Tuesday, June 26, 2012

Fat? Or big brained?

Obesity causes global warming? Yes, the food police are here.
Dr. Richard N. Bergman, a diabetes and obesity researcher said, “If you think of three thin people in a room, they use a certain amount of energy. If one of them is obese, it’s the same as having four people.
That means that the extra person in the room translates to a requirement for more energy to make more food and transport to the food. It creates more trash and other consequences, according to Dr. Bergman. Many of the most obese countries, the U.S., Kuwait and Egypt, rely on cars to move around. But bigger isn't necessarily fatter or more obese.
Heh?
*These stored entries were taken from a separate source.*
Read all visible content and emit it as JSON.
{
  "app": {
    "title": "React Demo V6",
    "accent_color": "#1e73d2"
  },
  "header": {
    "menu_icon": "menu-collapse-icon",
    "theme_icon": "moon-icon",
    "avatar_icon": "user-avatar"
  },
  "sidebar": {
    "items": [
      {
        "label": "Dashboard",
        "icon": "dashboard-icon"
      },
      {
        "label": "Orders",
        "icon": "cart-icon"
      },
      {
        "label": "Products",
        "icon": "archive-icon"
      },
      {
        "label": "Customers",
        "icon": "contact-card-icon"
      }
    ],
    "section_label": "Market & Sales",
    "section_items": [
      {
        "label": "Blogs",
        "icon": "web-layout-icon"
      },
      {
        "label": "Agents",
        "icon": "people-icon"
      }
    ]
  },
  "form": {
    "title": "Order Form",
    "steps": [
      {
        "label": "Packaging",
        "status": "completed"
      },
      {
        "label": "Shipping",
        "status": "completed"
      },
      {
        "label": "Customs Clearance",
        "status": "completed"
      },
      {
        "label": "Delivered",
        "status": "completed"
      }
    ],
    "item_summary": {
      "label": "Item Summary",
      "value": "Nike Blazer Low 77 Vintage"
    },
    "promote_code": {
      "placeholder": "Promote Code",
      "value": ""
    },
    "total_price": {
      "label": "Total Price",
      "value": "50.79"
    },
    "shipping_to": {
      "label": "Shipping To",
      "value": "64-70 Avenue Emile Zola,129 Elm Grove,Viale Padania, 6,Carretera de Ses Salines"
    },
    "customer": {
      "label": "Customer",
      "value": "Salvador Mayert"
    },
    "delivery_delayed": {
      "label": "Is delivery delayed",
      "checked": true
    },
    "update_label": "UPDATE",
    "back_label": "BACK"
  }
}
Egypt has an obesity problem?

But obesity is now a growing problem in China.

A recent report from America's Johns Hopkins University claimed that, overall, 20 percent of China's children were now overweight and up to a third of Chinese boys were, compared to a Peking University report from 2004 that said the overall figure was less than two percent.
But all that abundant food does more than make kids fat: It makes them grow taller.
A reader writes,
Starting at 19, I spent two years (1985-86) in Hong Kong. I am an average-sized American (6’0”), but whenever I got on the subway car (which was always filled to capacity with standing riders) I could see to the end of the car unobstructed. I was always head and shoulders taller than everyone else. The Hong Kong Chinese always said that Westerners were larger and taller because they had more meat and dairy in their diet than average Chinese.
When I went back ten years later, after the generation that had fed on McDonald’s had grown up, I could no longer see to the end of the subway car. The native Chinese obstructing my view were all teenagers or in their 20s. I hadn’t gotten any shorter in the meantime. Maybe there was something to what the Chinese were telling me.
Once, an Indian-American friend of mine made this observation to me: “Our parents [immigrants to America] come up to our waistlines

But of course, there is another small point to this increase in nutrition: the brain also grows.

So taller kids do better in school, probably because their brains are larger.